É realmente muito absurdo não pagarem nem sequer um salário mínimo que esses trabalhadores têm direito, mas é ainda mais absurdo em meio à pandemia e com o aumento dos preços dos alimentos e itens básicos. A cesta básica de alimentos teve um aumento de mais de 32% em um ano, de 2019 à 2020. Não há trabalhador que não sinta no bolso.

“Com as altas dos valores dos alimentos, o que mais se ouve na operação é como fechar as contas no final do mês, e que tá tudo mundo estressado pelo fato de não dar conta de pagar as contas”, relata uma das denúncias.

Mas ainda não contentes em não atualizarem os salários dos operadores, as empresas de telemarketing também tentam diminuir bonificações e direitos. Tem casos que a patronal simplesmente não paga a comissão que está em contrato mesmo quando o funcionário atinge as metas já abusivas que são estipuladas. E mais, demite que aqueles que vão reclamar.

“A patronal, que é Sinstal (LIQ, Alma viva e Atento) está tentando passar alguns ajustes, mas todas essas propostas foram recusadas na assembleia da Sinttel (Sindicato dos Trabalhadores em Telecomunicações).
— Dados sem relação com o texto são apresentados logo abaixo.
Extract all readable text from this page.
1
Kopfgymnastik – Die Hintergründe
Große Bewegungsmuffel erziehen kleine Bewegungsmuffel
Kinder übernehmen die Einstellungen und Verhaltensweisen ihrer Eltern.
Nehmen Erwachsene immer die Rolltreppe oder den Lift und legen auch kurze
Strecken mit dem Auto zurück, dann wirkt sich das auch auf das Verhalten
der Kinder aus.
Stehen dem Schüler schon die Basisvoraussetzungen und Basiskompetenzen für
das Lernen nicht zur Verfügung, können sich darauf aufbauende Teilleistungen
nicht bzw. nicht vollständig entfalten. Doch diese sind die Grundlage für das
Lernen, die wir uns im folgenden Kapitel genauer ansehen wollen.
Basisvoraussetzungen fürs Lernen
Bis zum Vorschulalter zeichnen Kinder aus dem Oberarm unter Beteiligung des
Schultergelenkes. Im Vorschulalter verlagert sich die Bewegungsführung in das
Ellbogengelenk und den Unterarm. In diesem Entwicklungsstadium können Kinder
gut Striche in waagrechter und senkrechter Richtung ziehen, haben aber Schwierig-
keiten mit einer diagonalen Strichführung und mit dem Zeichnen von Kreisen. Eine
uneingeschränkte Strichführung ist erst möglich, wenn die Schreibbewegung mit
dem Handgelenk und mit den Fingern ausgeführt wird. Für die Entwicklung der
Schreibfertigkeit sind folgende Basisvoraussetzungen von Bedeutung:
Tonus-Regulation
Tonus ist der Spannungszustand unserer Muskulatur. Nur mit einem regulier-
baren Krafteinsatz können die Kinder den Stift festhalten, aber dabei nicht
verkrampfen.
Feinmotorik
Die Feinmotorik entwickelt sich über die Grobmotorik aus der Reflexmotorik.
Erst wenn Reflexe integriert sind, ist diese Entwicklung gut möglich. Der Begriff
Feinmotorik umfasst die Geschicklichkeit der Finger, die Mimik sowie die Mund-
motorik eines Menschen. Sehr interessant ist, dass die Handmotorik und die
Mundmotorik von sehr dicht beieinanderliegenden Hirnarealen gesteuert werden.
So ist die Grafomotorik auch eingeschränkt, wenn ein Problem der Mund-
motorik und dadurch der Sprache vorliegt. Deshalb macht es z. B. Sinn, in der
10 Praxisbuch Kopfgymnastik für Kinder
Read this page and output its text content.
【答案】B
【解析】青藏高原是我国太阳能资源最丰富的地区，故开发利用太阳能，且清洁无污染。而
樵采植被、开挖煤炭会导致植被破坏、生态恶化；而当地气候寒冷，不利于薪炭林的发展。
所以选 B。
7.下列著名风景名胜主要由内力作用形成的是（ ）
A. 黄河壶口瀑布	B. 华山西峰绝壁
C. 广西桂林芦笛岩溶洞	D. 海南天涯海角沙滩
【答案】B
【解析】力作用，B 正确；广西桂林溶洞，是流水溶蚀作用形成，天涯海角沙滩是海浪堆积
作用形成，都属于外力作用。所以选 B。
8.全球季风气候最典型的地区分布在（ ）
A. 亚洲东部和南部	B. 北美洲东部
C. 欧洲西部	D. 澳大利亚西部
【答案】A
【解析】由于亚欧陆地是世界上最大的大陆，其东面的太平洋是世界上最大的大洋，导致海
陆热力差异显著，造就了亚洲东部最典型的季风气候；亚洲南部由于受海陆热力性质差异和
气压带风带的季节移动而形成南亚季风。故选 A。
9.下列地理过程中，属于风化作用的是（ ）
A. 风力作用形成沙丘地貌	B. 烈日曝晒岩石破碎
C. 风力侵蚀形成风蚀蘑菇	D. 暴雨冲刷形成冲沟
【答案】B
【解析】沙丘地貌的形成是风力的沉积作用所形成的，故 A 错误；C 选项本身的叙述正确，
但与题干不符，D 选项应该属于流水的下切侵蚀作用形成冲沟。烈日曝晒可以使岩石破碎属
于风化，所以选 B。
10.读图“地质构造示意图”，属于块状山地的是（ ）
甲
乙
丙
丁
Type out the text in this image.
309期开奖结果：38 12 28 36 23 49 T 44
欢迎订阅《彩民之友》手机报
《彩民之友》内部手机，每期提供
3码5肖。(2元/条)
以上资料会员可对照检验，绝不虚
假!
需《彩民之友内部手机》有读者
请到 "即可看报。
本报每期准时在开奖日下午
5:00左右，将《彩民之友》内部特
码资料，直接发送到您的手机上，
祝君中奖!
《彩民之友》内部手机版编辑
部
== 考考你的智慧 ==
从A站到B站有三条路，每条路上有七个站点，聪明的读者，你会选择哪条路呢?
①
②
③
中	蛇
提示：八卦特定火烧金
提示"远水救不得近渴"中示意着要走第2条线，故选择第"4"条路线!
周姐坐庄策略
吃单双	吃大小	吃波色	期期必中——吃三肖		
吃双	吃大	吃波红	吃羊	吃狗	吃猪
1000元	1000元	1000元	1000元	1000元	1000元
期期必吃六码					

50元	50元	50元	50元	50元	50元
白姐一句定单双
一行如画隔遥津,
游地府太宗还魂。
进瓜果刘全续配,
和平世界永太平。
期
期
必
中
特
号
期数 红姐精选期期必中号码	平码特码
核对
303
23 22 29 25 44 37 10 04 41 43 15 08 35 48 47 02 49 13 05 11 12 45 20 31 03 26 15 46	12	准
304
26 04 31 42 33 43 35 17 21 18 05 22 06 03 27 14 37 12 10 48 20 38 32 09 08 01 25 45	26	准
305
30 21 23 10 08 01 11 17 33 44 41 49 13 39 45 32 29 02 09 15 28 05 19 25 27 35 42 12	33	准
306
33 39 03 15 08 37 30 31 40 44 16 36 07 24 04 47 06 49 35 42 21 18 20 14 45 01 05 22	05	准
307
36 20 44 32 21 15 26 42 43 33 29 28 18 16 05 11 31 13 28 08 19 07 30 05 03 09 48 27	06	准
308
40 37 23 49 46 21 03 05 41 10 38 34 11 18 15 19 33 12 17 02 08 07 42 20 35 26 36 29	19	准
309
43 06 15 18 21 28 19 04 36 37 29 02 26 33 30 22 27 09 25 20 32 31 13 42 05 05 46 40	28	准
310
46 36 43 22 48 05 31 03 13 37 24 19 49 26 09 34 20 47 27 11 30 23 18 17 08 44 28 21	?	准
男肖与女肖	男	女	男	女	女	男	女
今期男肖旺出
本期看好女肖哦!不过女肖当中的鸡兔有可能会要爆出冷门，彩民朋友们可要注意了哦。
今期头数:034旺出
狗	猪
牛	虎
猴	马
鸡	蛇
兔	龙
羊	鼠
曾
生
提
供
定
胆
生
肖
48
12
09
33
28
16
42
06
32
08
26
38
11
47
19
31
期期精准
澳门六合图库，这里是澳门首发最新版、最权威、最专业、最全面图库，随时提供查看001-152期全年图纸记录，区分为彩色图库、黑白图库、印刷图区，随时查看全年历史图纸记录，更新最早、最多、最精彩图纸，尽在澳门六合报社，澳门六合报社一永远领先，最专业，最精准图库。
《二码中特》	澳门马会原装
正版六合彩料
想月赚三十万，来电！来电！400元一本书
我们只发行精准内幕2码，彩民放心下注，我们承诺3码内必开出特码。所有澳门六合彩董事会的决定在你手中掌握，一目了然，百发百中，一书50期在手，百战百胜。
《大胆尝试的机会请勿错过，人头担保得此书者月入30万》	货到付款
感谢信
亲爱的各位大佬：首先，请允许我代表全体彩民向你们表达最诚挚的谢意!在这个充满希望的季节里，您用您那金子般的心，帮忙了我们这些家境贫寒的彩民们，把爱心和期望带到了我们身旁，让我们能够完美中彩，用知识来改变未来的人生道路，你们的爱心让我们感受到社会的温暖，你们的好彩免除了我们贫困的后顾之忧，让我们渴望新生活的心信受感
Mas as nossas metas cresceram e no caso de quem tá home-office o tempo que você não fica logado por queda de luz e internet você tem que pagar”, prossegue a denúncia.

“Aqui estão cortando comissão e bonificação mesmo quando bate as metas, sem nem dar justificativa, e se você reclamar você é mandando embora”, diz a reclamação.

“E existem também denúncias que as empresas de telemarketing estão usando a pandemia para chantagear os trabalhadores para baterem suas metas, dizendo para quem está em home-office, que caso não batam as metas, vão ter que voltar para o presencial. Essa prática é um assédio moral explícito, chantageando com a vida e a saúde do trabalhador e a exposição de seus familiares, o que é inaceitável”, prossegue a denunciante.

O caso já chegou ao conhecimento da justiça trabalhista e deve motivar a abertura de processo na vara trabalhista.

Reportagem: Val-André Mutran – Correspondente do Blog do Zé Dudu em Brasília.